After initially postponing its announcement, which was scheduled for this year’s Aircraft Interiors Expo in April, Burrana has revealed details about Rise, its most advanced IFE platform to date.
Burrana has unveiled a new in-flight entertainment (IFE) platform, Rise, which can be configured to accommodate any combination of seatback, wireless and overhead systems as well as in-seat power, depending on an airline’s needs. It is powered by a single software stack, shared hardware and a common 48VDC power backbone, allowing customers to scale the solution up or down when necessary.
Airlines can choose from a baseline solution, which has very short lead times; an increasingly configurable version, which allows airlines to choose from a number of hardware options and value-added applications and services, such as a moving map powered by partner FlightPath3D; or a fully customizable system, which allows third party developers to create and integrate new applications using an SDK.
The Rise platform delivers targeted advertisements using Signal Lamp Entertainment’s Ad Republic solution and uses crowd-sourced data and intelligent algorithms to create a “Netflix-like” experience. “Up and down votes for movies show in real time what’s hot onboard the aircraft,” explained David Pook, vice-president, Marketing and Sales Support at Burrana. “Real-time recommendations are based not just on those ratings, but also on what passengers are looking at. We can also collect very relevant data, which we call contextual feedback, based on one-question surveys that pop up.”
“Airlines will be able to add or remove apps from aircraft via a simple, web-based tool and make changes to their GUI by themselves.” – David Pook, Burrana
“Rise has completely eliminated the need for time-consuming and expensive change requests … Airlines will be able to add or remove apps from aircraft via a simple, web-based tool and make changes to their GUI by themselves, without the need for formal acceptance testing,” Pook continued. He believes the tool offers the best configurability in the industry: “It’s not just the colors and logos, it’s the enabling and disabling of applications; it’s moving, resizing and changing the functionality of different buttons.”
In terms of rollout, Burrana is looking to bring wireless in-flight entertainment to airlines still carrying legacy Collins PAVES hardware first, in a campaign it has branded Rise Up. “We wanted to provide them with the ability to upgrade without having to rip out everything. We can do it at roughly 50% of the cost of introducing something completely new … by reusing as many of the legacy components as possible.”

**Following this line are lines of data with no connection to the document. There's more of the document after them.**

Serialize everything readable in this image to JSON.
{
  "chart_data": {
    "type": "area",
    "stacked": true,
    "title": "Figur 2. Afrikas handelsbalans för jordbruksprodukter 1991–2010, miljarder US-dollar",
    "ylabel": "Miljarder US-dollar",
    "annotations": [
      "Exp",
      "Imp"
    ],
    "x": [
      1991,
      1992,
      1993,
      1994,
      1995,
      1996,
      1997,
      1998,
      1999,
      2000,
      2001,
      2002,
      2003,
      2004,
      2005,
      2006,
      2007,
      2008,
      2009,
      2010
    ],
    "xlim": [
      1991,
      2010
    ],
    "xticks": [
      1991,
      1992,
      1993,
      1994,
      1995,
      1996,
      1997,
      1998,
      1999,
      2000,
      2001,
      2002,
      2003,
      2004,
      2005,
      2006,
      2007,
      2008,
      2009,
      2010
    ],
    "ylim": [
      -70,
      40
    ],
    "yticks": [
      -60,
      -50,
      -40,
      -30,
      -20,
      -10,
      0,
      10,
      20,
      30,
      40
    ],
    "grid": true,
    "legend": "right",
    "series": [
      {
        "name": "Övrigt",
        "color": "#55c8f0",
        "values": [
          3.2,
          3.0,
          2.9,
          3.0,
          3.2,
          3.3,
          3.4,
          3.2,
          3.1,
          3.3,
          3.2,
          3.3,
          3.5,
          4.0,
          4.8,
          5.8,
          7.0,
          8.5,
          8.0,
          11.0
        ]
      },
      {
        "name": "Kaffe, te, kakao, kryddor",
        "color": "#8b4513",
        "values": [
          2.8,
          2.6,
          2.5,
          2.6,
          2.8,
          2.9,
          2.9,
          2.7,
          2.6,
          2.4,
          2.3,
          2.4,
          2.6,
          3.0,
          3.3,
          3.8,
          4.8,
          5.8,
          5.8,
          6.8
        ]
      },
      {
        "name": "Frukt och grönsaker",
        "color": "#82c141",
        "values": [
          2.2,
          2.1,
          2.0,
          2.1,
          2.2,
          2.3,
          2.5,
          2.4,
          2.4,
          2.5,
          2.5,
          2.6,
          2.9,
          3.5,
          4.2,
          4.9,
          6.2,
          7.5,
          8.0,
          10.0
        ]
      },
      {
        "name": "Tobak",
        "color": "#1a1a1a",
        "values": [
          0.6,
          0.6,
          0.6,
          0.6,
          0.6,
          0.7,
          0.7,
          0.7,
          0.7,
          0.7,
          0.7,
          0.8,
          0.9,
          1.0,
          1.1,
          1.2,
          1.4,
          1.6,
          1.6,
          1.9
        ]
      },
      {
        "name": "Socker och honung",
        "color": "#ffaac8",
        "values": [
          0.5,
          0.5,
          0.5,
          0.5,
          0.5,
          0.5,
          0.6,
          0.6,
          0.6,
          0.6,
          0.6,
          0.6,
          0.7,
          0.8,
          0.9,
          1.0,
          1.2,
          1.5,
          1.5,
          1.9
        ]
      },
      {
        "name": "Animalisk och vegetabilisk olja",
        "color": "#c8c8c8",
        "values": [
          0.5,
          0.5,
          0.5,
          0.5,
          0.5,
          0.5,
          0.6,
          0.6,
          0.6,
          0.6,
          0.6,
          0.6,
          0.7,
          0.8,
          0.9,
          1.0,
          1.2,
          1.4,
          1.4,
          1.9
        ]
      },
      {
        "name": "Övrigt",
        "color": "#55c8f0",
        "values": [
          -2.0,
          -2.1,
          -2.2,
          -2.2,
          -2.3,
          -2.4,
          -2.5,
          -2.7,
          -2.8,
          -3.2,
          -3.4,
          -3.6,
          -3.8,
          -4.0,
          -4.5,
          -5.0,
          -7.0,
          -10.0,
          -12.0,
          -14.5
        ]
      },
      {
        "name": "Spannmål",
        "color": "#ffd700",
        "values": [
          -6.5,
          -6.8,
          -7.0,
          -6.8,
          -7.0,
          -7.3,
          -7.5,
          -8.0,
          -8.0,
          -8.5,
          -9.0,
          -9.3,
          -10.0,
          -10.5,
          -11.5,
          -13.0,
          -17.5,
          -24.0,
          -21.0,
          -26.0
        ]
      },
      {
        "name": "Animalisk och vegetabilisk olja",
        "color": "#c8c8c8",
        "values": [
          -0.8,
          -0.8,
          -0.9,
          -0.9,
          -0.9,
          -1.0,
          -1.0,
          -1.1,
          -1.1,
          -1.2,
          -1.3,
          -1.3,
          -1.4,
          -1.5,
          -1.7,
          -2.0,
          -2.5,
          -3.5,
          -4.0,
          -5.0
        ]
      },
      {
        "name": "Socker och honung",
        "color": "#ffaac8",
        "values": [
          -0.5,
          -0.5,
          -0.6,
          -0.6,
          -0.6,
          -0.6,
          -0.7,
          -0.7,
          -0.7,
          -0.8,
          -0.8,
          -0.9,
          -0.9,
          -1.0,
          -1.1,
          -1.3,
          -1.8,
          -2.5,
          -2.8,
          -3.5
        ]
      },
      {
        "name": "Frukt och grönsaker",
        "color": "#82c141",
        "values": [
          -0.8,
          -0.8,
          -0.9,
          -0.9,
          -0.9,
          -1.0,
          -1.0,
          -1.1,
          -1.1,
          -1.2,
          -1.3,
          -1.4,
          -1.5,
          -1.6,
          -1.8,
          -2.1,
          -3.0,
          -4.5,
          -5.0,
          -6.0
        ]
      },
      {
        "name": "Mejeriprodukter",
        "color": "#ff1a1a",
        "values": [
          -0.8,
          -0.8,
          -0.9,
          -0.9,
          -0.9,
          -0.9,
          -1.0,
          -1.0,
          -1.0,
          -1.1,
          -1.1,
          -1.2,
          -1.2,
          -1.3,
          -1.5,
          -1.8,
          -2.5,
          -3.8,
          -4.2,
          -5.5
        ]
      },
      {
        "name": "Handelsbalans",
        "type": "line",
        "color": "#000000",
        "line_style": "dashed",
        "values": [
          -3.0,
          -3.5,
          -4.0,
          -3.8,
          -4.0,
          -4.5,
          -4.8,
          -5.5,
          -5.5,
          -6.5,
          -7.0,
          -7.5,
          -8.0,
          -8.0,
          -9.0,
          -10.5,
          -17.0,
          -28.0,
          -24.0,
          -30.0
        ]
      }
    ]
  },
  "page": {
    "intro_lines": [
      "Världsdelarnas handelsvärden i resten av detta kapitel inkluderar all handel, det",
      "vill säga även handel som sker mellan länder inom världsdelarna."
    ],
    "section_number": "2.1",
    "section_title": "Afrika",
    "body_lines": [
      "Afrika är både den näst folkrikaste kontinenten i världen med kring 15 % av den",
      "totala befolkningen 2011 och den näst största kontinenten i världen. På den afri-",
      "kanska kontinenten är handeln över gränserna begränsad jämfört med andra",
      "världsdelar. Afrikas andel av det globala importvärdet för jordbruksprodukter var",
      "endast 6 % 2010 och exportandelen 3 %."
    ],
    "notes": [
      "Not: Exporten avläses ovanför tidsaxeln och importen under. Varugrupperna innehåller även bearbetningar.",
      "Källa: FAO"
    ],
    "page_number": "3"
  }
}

Rise’s seatback displays, which are in the prototype phase, will be 4K ultra high definition resolution and feature high dynamic range. Burrana said they will have large amounts of local storage and support integrated single-pin audio, Bluetooth, near field communication and either USB-C or USB-A in-seat power. Although it’s “the most sexy” part of the new platform, Pook said Burrana has shifted its priorities towards the elements of the Rise portfolio which are most cost-effective in light of COVID-19. As such, it predicts the seatback displays will be available to offer in 2021 for retrofit in 2022 and linefit installation in 2023.
Excited to launch RISE – created to solve airlines’ most challenging issues regarding in-flight entertainment.
Consisting of hardware, software, apps and services.
RISE – Built to Solve.https://t.co/kPSLQ28Dv7#Burrana #RISE #aviation #passengerexperience #IFE #cabintechnology pic.twitter.com/icHgfhOg16
— Burrana (@1Burrana) June 22, 2020
In-seat power can be integrated with a seatback screen or as a standalone product. Burrana has already delivered some configurations to LATAM and Virgin Australia, but the complete range is offerable now and will be available for retrofit in 2021 with linefit availability to follow. Pook identified that Burrana is currently the only supplier that can provide three amps of power in the USB-A port, “which is 43% more than the 2.1 amp solutions you typically see.”
Across the board, Pook said Rise comes is approximately 30% lighter than other similar solutions, which could provide airlines with savings of between $16,000 to $45,000 per aircraft, per year, depending on whether it’s a narrow-body or a wide-body.
Although the name Rise was coined before the coronavirus pandemic, Pook said it’s even more appropriate f0r the industry now: “Our message is clear: We will rise again.”